Bergquist tosses out self-help phrases when he talks about the Pike Place Fish culture: "There's a specific technology behind it. We call it transformational. It's based on the idea that all human beings are fundamentally creative. When you work with people, nurture and support them to empower each other, they make quantum leaps in productivity."
Now Pike Place Fish is getting several calls and e-mails a week requesting appearances.
The first time a company called him, Yokoyama thought, "Are they crazy? What are we going to do?"

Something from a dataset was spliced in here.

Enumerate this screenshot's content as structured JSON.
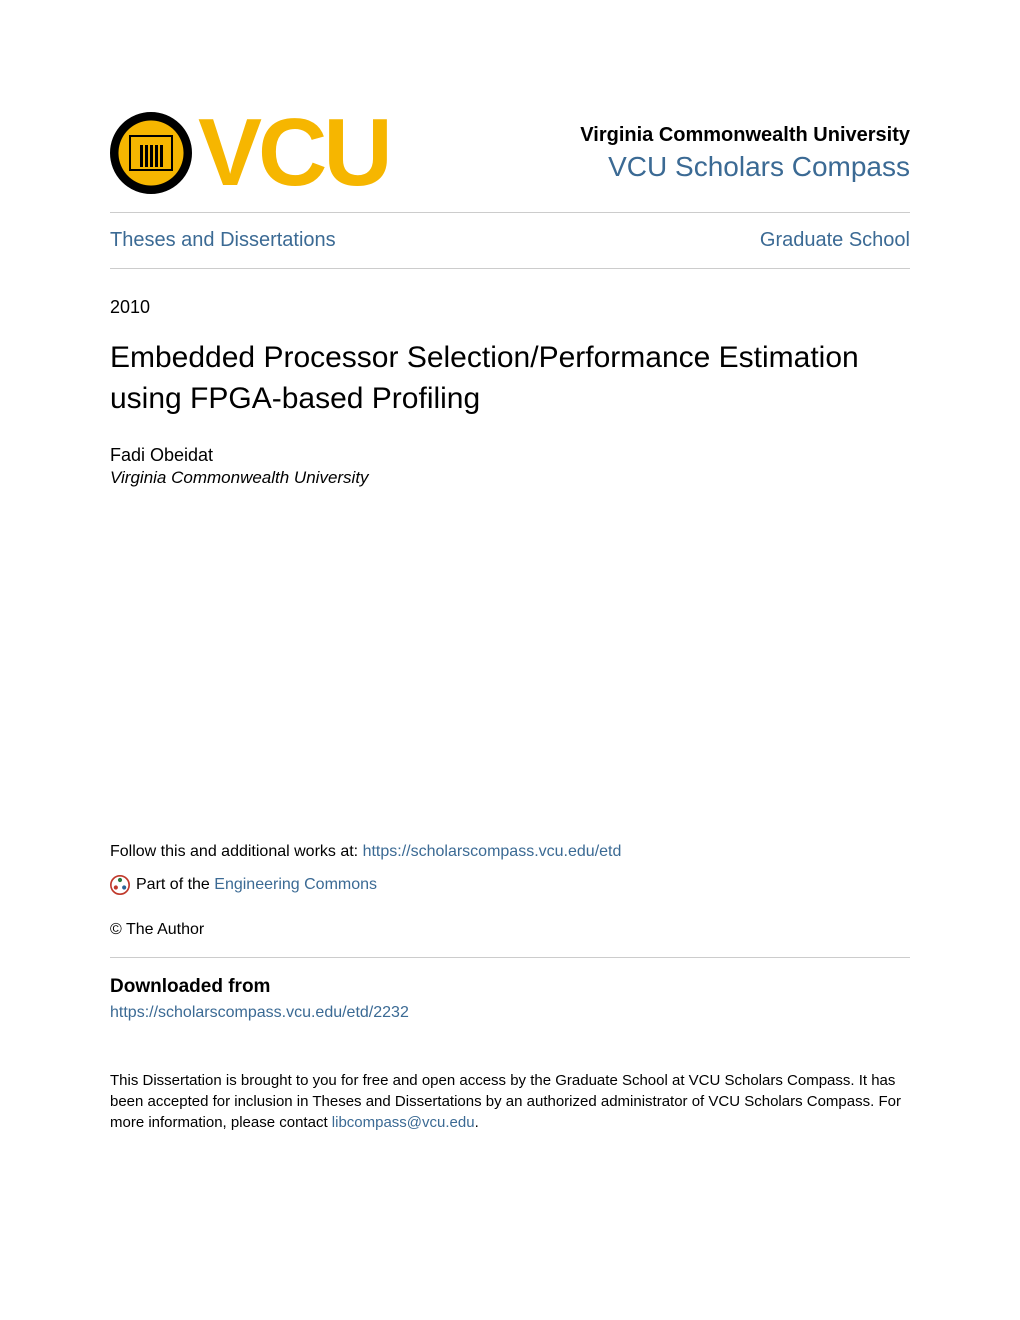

Then the offers rolled in one after another.
"It's become a forest fire," says Yokoyama. In January, they threw fish around Alaska Airlines' annual leadership conference.
A group of trainers from Marriott came to Seattle and invited fish throwers to have dinner with them. People ask for their autographs.
Bergquist and Yokoyama have formed the Pike Place Business Futures Consulting team to formalize their corporate coaching. An out-of-town appearance commands $10,000; small company seminars cost from $2,000 to $3,000, about standard for the industry. In October, they're holding a two-day seminar, with tuition at $1,000 a person.
"There's a change going on in the business world," says Yokoyama. "There's so little unemployment right now, it's hard to keep employees. Here's a way to keep them happy. And when they're happy, they produce."
As for world peace?
"If we can get this throughout the world - people communicating and working together like we do at work - this would support world peace," Yokoyama says. "It will re-create the relationship of love."